Page 47 of The Viking Blues

It was also a stroke of luck that she just happened to own a house with a huge backyard and the best views in town.

“I have troops incoming with marquees, tables and seating. We can set up everything at Someday. I mean, we already cleaned up the yard for the photos anyway so we may as well put it to good use. Rafe?”

“Yes?”

“Can you call the caterers, the band and the celebrant and let them know about the change of venue? Then check on Jane and the cake?”

“On it,” he said, shoving a piece of toast in his mouth.

“Toby?”

The big man didn’t answer, just stared at her with one brow raised and a look of displeasure on his face.

“Are you sure you can’t use those?” she asked, pointing to the hot pink roses piled up on the kitchen bench.

“Positive,” he said through gritted teeth.

Mia nodded. “Then I want you and your brothers—not Crispin—to visit every resident in town who has white flowers growing in their yard and use your considerable Bennett charm to beg, borrow, steal or swap them for those pink ones. I suggest starting with Mayor Rose and working your way down from there.”

The tension eased from Toby’s features and he half-smiled as he tucked Lucy under his arm. “Yeah, we can do that.”

“And what will I be doing?” Crispin spoke up from his spot at the kitchen table.

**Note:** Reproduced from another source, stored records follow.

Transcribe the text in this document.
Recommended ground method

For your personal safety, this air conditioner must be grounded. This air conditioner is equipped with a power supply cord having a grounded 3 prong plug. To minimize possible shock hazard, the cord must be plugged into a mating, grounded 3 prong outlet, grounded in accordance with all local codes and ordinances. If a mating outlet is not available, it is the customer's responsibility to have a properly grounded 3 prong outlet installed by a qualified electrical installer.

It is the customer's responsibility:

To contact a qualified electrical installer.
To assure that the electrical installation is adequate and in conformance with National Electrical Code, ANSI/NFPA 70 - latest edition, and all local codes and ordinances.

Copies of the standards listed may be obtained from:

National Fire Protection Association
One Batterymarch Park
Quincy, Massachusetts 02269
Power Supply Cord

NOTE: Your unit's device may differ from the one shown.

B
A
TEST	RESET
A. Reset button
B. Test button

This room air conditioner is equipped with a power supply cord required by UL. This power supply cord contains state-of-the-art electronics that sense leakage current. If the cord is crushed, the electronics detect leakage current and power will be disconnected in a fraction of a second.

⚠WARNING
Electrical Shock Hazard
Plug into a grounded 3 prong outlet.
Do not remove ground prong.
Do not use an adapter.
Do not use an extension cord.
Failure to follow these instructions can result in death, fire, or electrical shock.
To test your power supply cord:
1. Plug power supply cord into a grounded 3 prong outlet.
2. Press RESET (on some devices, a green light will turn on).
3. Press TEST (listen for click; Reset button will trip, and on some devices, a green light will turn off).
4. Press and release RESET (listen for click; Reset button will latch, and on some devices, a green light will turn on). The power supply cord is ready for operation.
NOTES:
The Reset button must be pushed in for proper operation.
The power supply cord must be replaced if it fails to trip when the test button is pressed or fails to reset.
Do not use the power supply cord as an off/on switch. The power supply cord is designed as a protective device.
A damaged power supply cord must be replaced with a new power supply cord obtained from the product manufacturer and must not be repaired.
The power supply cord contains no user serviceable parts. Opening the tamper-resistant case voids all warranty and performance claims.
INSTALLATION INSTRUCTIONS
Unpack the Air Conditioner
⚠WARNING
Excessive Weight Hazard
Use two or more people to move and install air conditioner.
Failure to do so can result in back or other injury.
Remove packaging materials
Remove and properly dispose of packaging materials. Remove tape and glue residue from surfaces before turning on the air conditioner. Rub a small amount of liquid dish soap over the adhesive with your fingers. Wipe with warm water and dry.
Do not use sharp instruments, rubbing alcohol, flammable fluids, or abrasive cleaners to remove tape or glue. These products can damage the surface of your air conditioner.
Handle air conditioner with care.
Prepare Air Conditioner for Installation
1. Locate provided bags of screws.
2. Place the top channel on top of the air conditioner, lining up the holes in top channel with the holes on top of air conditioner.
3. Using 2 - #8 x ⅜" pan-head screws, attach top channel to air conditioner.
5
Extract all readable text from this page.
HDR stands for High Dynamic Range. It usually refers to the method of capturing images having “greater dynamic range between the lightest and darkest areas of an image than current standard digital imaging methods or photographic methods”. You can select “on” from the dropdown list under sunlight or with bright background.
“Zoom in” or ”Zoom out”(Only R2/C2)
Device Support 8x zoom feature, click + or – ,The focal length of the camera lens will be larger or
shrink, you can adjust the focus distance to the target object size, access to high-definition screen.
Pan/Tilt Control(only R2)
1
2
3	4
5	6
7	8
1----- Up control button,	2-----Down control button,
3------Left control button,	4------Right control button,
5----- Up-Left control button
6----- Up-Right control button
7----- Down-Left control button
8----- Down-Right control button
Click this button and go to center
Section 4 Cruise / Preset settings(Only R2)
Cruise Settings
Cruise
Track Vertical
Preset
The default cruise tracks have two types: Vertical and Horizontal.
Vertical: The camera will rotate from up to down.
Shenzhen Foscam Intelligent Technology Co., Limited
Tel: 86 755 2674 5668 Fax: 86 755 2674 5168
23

Grinning at the handsome interior designer, she said, “You’re coming with me to Someday. I need someone with your expertise to tell my soldiers where to set up the marquees to make the most of the space and the views.”

Cris threw out a mock salute. “Lead the way.”

“Uly?”

“Yes, sweetheart?” The old flirt’s eyes practically twinkled with mischief.

“I need you to source as many boxes of white fairy lights as you can and bring them to Someday in two hours or less.”

The Bennett family patriarch smiled broadly. “I like a woman who knows what she wants. Consider it done.”

Mia nodded her thanks. “Everyone else needs to help Lucy and her bridesmaids get ready, including getting to their beauty appointments on time, starting with their mani-pedis in forty-five minutes.” She tucked her tablet under her arm. “Everyone know what they’re doing?”

Everyone just sort of murmured, shrugged and half-nodded, their lack of urgency causing Major Mia’s back to straighten, her chin to lift and her voice to snap out, “I said does everyone know what they’re doing?”

A roomful of startled people blurted out, “Yes.”

“Good. Then let’s get moving.”

A few hours later, her troops, led by a very competent corporal and guided by a very commanding Crispin, had assembled white marquees for the ceremony and dinner, dressed the chairs, set the tables, filled the trees with Ulysses’s fairy lights, and helped Toby dress the entire area with so many white and pale pink flowers that her backyard looked magical. Beautiful.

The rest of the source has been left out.